Soros Boasts in Brazil, 'I Am a Speculator in Ethanol'

Soros Boasts in Brazil, 'I Am a Speculator in Ethanol'

June 6, 2007 (LPAC)--Billionaire George Soros, who is pouring millions of dollars into Brazil's ethanol industry, along with many other big-name speculators, private equity and hedge funds, admitted June 4 to a conference in Sao Paulo, Brazil that "I am a speculator" in the field. Soros was addressing the Sao Paulo Ethanol Summit 2007, entitled "The New Frontiers of Ethanol--Challenges of Energy in the 21st Century."

Brazil's outmoded "regulatory environment" is preventing it from increasing production ten-fold, which it could do easily, Soros said. Moreover, he lamented, U.S., European, and Japanese insistence on maintaining tariff barriers to Brazilian ethanol could discourage production as well.
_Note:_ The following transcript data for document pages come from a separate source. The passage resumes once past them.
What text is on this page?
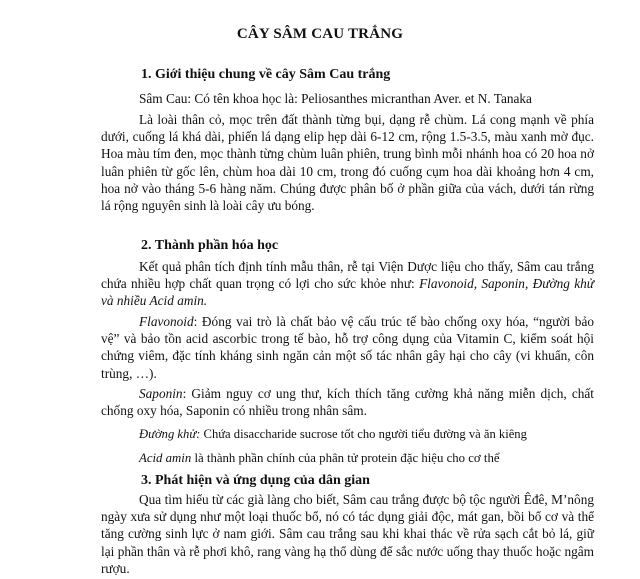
CÂY SÂM CAU TRẮNG
1. Giới thiệu chung về cây Sâm Cau trắng
Sâm Cau: Có tên khoa học là: Peliosanthes micranthan Aver. et N. Tanaka
Là loài thân cỏ, mọc trên đất thành từng bụi, dạng rễ chùm. Lá cong mạnh về phía dưới, cuống lá khá dài, phiến lá dạng elip hẹp dài 6-12 cm, rộng 1.5-3.5, màu xanh mờ đục. Hoa màu tím đen, mọc thành từng chùm luân phiên, trung bình mỗi nhánh hoa có 20 hoa nở luân phiên từ gốc lên, chùm hoa dài 10 cm, trong đó cuống cụm hoa dài khoảng hơn 4 cm, hoa nở vào tháng 5-6 hàng năm. Chúng được phân bố ở phần giữa của vách, dưới tán rừng lá rộng nguyên sinh là loài cây ưu bóng.
2. Thành phần hóa học
Kết quả phân tích định tính mẫu thân, rễ tại Viện Dược liệu cho thấy, Sâm cau trắng chứa nhiều hợp chất quan trọng có lợi cho sức khỏe như: Flavonoid, Saponin, Đường khử và nhiều Acid amin.
Flavonoid: Đóng vai trò là chất bảo vệ cấu trúc tế bào chống oxy hóa, “người bảo vệ” và bảo tồn acid ascorbic trong tế bào, hỗ trợ công dụng của Vitamin C, kiểm soát hội chứng viêm, đặc tính kháng sinh ngăn cản một số tác nhân gây hại cho cây (vi khuẩn, côn trùng, …).
Saponin: Giảm nguy cơ ung thư, kích thích tăng cường khả năng miễn dịch, chất chống oxy hóa, Saponin có nhiều trong nhân sâm.
Đường khử: Chứa disaccharide sucrose tốt cho người tiểu đường và ăn kiêng
Acid amin là thành phần chính của phân tử protein đặc hiệu cho cơ thể
3. Phát hiện và ứng dụng của dân gian
Qua tìm hiểu từ các già làng cho biết, Sâm cau trắng được bộ tộc người Êđê, M’nông ngày xưa sử dụng như một loại thuốc bổ, nó có tác dụng giải độc, mát gan, bồi bổ cơ và thể tăng cường sinh lực ở nam giới. Sâm cau trắng sau khi khai thác về rửa sạch cắt bỏ lá, giữ lại phần thân và rễ phơi khô, rang vàng hạ thổ dùng để sắc nước uống thay thuốc hoặc ngâm rượu.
But this hasn't stopped the mega-speculator from putting $1 billion of his own money into three sugar mills, with 370,000 acres in the state of Mato Grosso do Sul through his company Adeco-Agro. The Lula da Silva government plans to base all of its ethanol production on sugar-cane, the production of which, in Brazil, has a sordid history of colonial-style exploitation and abuse of the virtual slave labor of cane cutters. This may explain Soros's wild enthusiasm for using sugar cane as the feedstock for Brazilian ethanol. It has a great "competitive advantage" over U.S. biofuel production, he argues. A large percentage of Brazilian cane cutters live in abject poverty, denied housing, medical care or job security.